פרשגן אגרתא די שלח תתני פחת עבר נהרה ושתר בוזני וכנותה אפרסכיא די בעבר נהרה על דריוש מלכא׃
Zij zonden een verhaal aan hem; en daarin was aldus geschreven: Den koning Darius zij alle vrede.
פתגמא שלחו עלוהי וכדנה כתיב בגוה לדריוש מלכא שלמא כלא׃
Den koning zij bekend, dat wij getogen zijn naar het landschap Juda, ten huize des groten Gods, hetwelk gebouwd wordt met grote stenen, en het hout wordt geleid in de wanden; en datzelve werk wordt ras gedaan, en gaat voorspoediglijk door hun handen voort.
ידיע להוא למלכא די אזלנא ליהוד מדינתא לבית אלהא רבא והוא מתבנא אבן גלל ואע מתשם בכתליא ועבידתא דך אספרנא מתעבדא ומצלח בידהם׃
Toen hebben wij denzelven oudsten gevraagd, en aldus tot hen gezegd: Wie heeft ulieden bevel gegeven dit huis te bouwen, en dezen muur te voltrekken?
אדין שאלנא לשביא אלך כנמא אמרנא להם מן שם לכם טעם ביתא דנה למבניה ואשרנא דנה לשכללה׃
Wijders hebben wij hun ook hun namen afgevraagd, dat wij ze u bekend maakten; dat wij mochten overschrijven de namen der mannen, die hoofden onder hen zijn.
ואף שמהתהם שאלנא להם להודעותך די נכתב שם גבריא די בראשיהם׃
En zij hebben ons dusdanig antwoord wedergegeven, zeggende: Wij zijn knechten van den God des hemels en der aarde, en bouwen het huis, dat vele jaren voor dezen is gebouwd geweest; want een groot koning van Israël had het gebouwd en voltrokken.
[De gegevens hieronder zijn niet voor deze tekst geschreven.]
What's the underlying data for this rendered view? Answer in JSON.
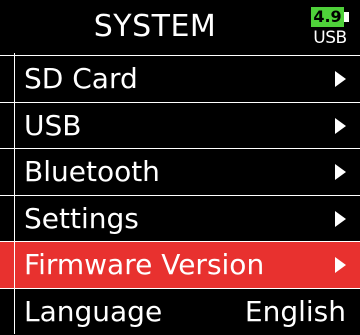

וכנמא פתגמא התיבונא לממר אנחנא המו עבדוהי די אלה שמיא וארעא ובנין ביתא די הוא בנה מקדמת דנה שנין שגיאן ומלך לישראל רב בנהי ושכללה׃
Maar nadat onze vaders den God des hemels hadden vertoornd, heeft Hij hen gegeven in de hand van Nebukadnezar, den koning van Babel, den Chaldeer; dewelke dat huis heeft vernield, en het volk naar Babel weggevoerd.
להן מן די הרגזו אבהתנא לאלה שמיא יהב המו ביד נבוכדנצר מלך בבל כסדיא וביתה דנה סתרה ועמה הגלי לבבל׃
Doch in het eerste jaar van Kores, koning van Babel, heeft de koning Kores bevel gegeven dit huis Gods te bouwen.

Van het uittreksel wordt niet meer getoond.